New York City has agreed to pay more than $13 million to settle a federal lawsuit brought on behalf of hundreds of people who were arrested or subjected to the use of force by police during racial justice protests in 2020 in what attorneys for the plaintiffs believe is one of the largest payouts ever awarded to protesters in a class-action lawsuit in the United States.

About 1,380 people who were at 18 protests in the city over the course of a week after the murder of George Floyd in Minneapolis will be eligible to receive a $9,950 payment, according to court documents. Those who were arrested on certain charges, including assaulting a police officer, will not be eligible to receive a payment, according to Elena Cohen, a lead attorney in the case and former president of the National Lawyers’ Guild, which is representing the plaintiffs.

Cohen said the settlement, outlined in documents filed Wednesday in Manhattan, could be preliminarily approved by a judge soon, but it will likely take months before the agreement is finalized and the plaintiffs are paid.

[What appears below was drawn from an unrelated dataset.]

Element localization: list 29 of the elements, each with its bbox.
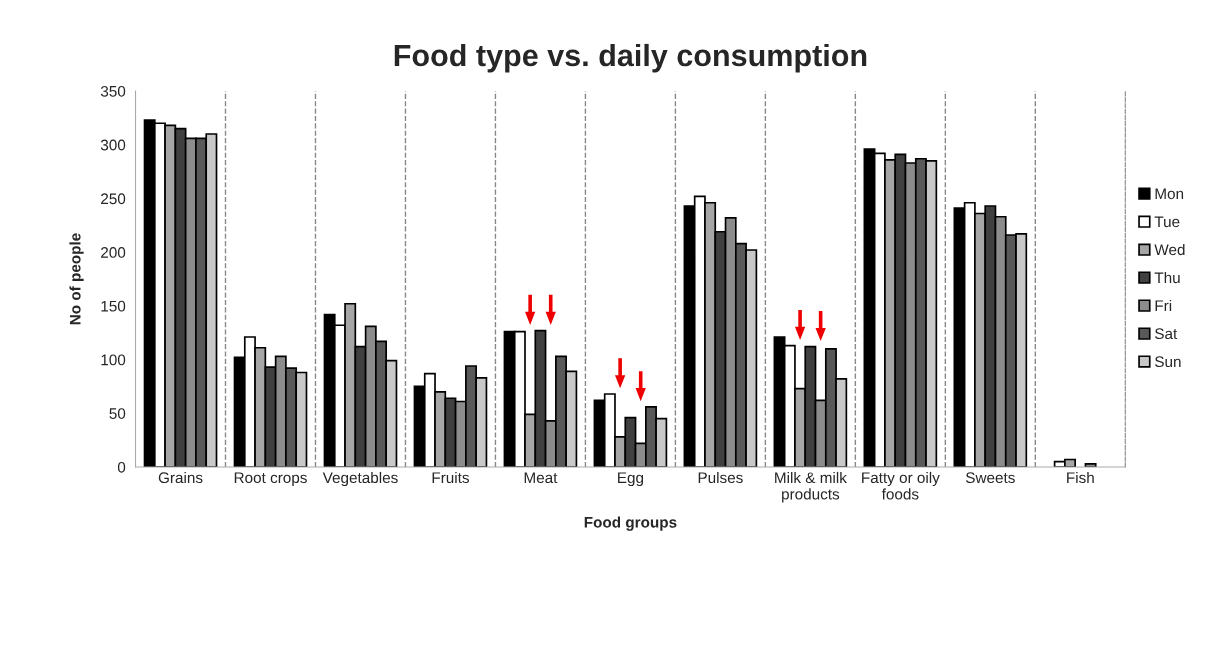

Though the defendants, which include the city, former Mayor Bill de Blasio, the New York City Police Department and others, do not have to admit any wrongdoing, Cohen called the settlement “a first step toward towards justice.”

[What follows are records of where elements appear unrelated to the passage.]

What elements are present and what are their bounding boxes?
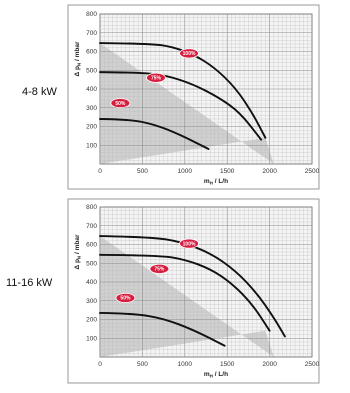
series-badge-50pct: [115, 292, 136, 303]
grid: [99, 13, 313, 165]
y-tick-label: 800: [86, 11, 97, 18]
series-badge-label: 50%: [120, 296, 131, 302]
y-tick-label: 100: [86, 335, 97, 342]
x-tick-label: 1500: [220, 168, 235, 175]
x-tick-label: 500: [137, 168, 148, 175]
x-tick-label: 2000: [262, 361, 277, 368]
x-tick-label: 1000: [178, 361, 193, 368]
series-line-100pct: [99, 235, 286, 338]
x-axis-title: mH / L/h: [204, 178, 228, 186]
y-tick-label: 600: [86, 49, 97, 56]
series-line-50pct: [99, 311, 226, 347]
series-badge-label: 100%: [183, 51, 196, 57]
chart-2: 0 500 1000 1500 2000 2500 100 200 300 400 500 600 70…: [67, 198, 320, 384]
grid: [99, 206, 313, 358]
x-tick-label: 1500: [220, 361, 235, 368]
y-tick-label: 500: [86, 260, 97, 267]
x-tick-label: 2500: [305, 361, 320, 368]
x-tick-label: 2500: [305, 168, 320, 175]
y-tick-label: 600: [86, 242, 97, 249]
panel-label-4-8kw: 4-8 kW: [22, 86, 57, 98]
series-badge-50pct: [110, 98, 131, 109]
series-line-100pct: [99, 42, 267, 139]
y-axis-title: Δ pN / mbar: [74, 41, 82, 76]
y-tick-label: 300: [86, 105, 97, 112]
series-badge-75pct: [149, 263, 170, 274]
series-line-75pct: [99, 253, 271, 332]
y-tick-label: 500: [86, 67, 97, 74]
shaded-region: [100, 236, 274, 357]
series-line-50pct: [99, 118, 210, 150]
y-tick-label: 300: [86, 298, 97, 305]
chart-1: 0 500 1000 1500 2000 2500 100 200 300 400 500 600 70…: [67, 4, 320, 190]
x-tick-label: 500: [137, 361, 148, 368]
series-badge-label: 75%: [151, 75, 162, 81]
y-axis-title: Δ pN / mbar: [74, 234, 82, 269]
y-tick-label: 200: [86, 317, 97, 324]
x-tick-label: 2000: [262, 168, 277, 175]
series-badge-100pct: [179, 238, 199, 249]
panel-label-11-16kw: 11-16 kW: [6, 277, 53, 289]
x-tick-label: 1000: [178, 168, 193, 175]
x-axis-title: mH / L/h: [204, 371, 228, 379]
series-badge-100pct: [179, 48, 199, 59]
y-tick-label: 700: [86, 223, 97, 230]
y-tick-label: 800: [86, 204, 97, 211]
y-tick-label: 400: [86, 86, 97, 93]
x-tick-label: 0: [98, 168, 102, 175]
y-tick-label: 200: [86, 124, 97, 131]
y-tick-label: 100: [86, 142, 97, 149]
y-tick-label: 700: [86, 30, 97, 37]
series-badge-label: 75%: [154, 267, 165, 273]
series-badge-label: 50%: [115, 101, 126, 107]
y-tick-label: 400: [86, 279, 97, 286]
series-badge-75pct: [146, 72, 166, 83]
x-tick-label: 0: [98, 361, 102, 368]
series-badge-label: 100%: [183, 241, 196, 247]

“Having the settlement in this record amount of money, even if it doesn’t come with an explicit ‘we did something wrong,’ gives a message that the city of New York understands that what they did was wrong and really legitimizes that what happened to them and other people with them isn’t okay,” she told USA TODAY.

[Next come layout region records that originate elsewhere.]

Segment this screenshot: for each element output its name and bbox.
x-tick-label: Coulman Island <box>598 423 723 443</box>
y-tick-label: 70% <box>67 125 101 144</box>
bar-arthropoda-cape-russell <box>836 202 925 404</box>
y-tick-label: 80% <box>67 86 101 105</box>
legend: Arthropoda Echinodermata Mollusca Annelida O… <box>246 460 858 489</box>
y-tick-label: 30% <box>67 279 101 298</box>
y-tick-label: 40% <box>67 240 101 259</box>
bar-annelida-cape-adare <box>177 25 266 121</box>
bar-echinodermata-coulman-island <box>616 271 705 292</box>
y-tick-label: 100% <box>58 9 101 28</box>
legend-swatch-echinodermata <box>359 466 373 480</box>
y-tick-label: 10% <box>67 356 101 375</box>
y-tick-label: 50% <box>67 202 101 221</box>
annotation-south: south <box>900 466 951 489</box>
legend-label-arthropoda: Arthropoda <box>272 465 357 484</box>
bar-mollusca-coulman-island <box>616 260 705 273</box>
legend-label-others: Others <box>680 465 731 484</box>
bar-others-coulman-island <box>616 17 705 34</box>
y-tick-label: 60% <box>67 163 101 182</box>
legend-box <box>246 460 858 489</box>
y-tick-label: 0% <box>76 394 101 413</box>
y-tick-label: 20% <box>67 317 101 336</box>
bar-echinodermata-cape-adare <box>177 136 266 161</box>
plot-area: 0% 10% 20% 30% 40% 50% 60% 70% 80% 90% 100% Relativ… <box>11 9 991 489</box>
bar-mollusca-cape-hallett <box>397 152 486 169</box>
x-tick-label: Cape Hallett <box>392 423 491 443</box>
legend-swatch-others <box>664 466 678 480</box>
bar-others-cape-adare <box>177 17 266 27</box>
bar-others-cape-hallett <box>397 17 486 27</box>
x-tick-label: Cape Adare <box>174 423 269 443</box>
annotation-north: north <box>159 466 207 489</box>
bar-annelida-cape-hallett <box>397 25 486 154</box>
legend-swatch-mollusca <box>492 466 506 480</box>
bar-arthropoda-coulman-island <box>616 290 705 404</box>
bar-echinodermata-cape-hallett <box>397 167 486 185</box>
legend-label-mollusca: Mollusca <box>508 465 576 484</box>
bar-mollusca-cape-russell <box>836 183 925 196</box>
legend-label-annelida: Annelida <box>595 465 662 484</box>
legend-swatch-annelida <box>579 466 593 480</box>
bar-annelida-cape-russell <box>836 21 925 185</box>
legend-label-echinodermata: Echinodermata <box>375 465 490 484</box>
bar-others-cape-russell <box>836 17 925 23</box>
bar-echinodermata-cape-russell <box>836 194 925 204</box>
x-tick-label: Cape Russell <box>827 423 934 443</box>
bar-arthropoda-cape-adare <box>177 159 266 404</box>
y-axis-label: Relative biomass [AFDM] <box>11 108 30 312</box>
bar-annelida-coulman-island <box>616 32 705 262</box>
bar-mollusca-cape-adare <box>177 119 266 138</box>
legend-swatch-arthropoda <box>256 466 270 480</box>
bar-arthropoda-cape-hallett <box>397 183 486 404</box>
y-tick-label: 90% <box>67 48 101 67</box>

What does the lawsuit allege?

The plaintiffs claim the city “systematically attacked, trapped, and arrested people who were joining in protests condemning police violence in response to the gruesome murder of George Floyd,” court documents state.

Officers corralled protesters using a tactic known as kettling, assaulted them with batons and pepper spray and then unlawfully arrested them en masse, according to court documents, which cite videos produced during discovery that show the practices were “widespread and pervasive.”

Cohen said video footage showed one of the lead plaintiffs, Adama Sow, was blindfolded by police with his face mask and forced to kneel on a street in a pool of someone else’s blood.

“When you hear the stories and see the videos, it was extremely traumatic and extremely scary,” Cohen said.